There was plenty of marquee and arthouse appeal. You could catch an early glimpse of new work from Olivier Assayas, Park Chan-wook, Brian DePalma, Johnny To, Harmony Korine, and even Woody Allen. But where the fest really gets its ya-yas is from screening arcana from every corner of the celluloid planet – whether it's 1980s soft-porn about Christ-obsessed Filipino lesbians or a retrospective devoted to the drive-in mayhem of director Enzo Castellari. Castellari, a former boxer with the build and bearing of an Italian Popeye, has long been a favorite of Tarantino, who is remaking his World War II epic Inglorious Bastards. The younger director has a cameo in Takashi Miike's Sukiyaki Western Django, a crowd-pleasing otaku take-off on Sergio Leone, while his Grindhouse got a fancy Southern European launch here, represented by the lively New Zealand stuntwoman-turned-actress Zoe Bell. Rather than any specific detail, though, what makes the festival unique is the way it unabashedly fetishizes the same kind of genre obsession that drives filmmakers like Tarantino.
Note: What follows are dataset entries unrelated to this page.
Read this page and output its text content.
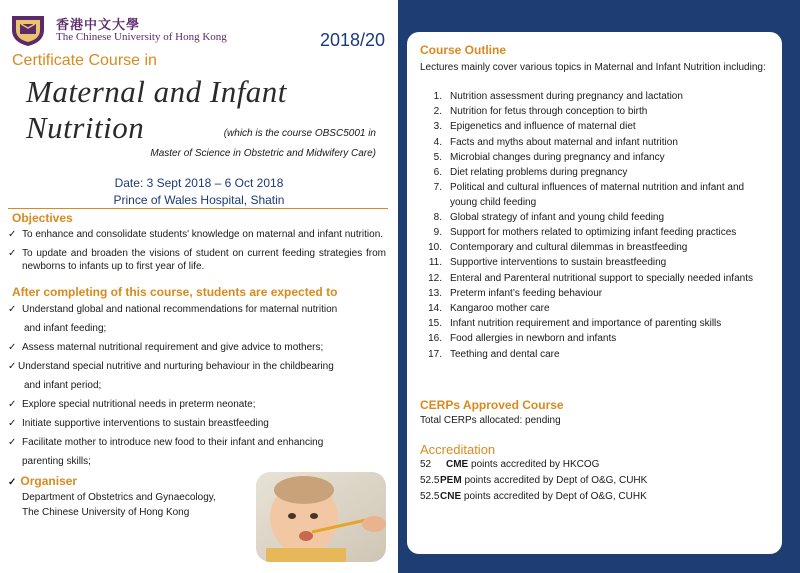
香港中文大學
The Chinese University of Hong Kong	2018/20
Certificate Course in
Maternal and Infant Nutrition	(which is the course OBSC5001 in
Master of Science in Obstetric and Midwifery Care)
Date: 3 Sept 2018 – 6 Oct 2018
Prince of Wales Hospital, Shatin
Objectives
✓ To enhance and consolidate students' knowledge on maternal and infant nutrition.
✓ To update and broaden the visions of student on current feeding strategies from newborns to infants up to first year of life.
After completing of this course, students are expected to
✓ Understand global and national recommendations for maternal nutrition
and infant feeding;
✓ Assess maternal nutritional requirement and give advice to mothers;
✓ Understand special nutritive and nurturing behaviour in the childbearing
and infant period;
✓ Explore special nutritional needs in preterm neonate;
✓ Initiate supportive interventions to sustain breastfeeding
✓ Facilitate mother to introduce new food to their infant and enhancing
parenting skills;
✓ Organiser
Department of Obstetrics and Gynaecology,
The Chinese University of Hong Kong
Course Outline
Lectures mainly cover various topics in Maternal and Infant Nutrition including:
1. Nutrition assessment during pregnancy and lactation
2. Nutrition for fetus through conception to birth
3. Epigenetics and influence of maternal diet
4. Facts and myths about maternal and infant nutrition
5. Microbial changes during pregnancy and infancy
6. Diet relating problems during pregnancy
7. Political and cultural influences of maternal nutrition and infant and young child feeding
8. Global strategy of infant and young child feeding
9. Support for mothers related to optimizing infant feeding practices
10. Contemporary and cultural dilemmas in breastfeeding
11. Supportive interventions to sustain breastfeeding
12. Enteral and Parenteral nutritional support to specially needed infants
13. Preterm infant’s feeding behaviour
14. Kangaroo mother care
15. Infant nutrition requirement and importance of parenting skills
16. Food allergies in newborn and infants
17. Teething and dental care
CERPs Approved Course
Total CERPs allocated: pending
Accreditation
52 CME points accredited by HKCOG
52.5PEM points accredited by Dept of O&G, CUHK
52.5CNE points accredited by Dept of O&G, CUHK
"Something that North American fans and even filmmakers don't know is that there is a huge science-fiction and fantasy film circuit," says Colin Geddes, who programs the Midnight Madness series at the Toronto International Film Festival. "And on that circuit, Sitges is considered the equivalent of the Cannes Film Festival. Just the fact that it's celebrating its 40th anniversary is proof of it."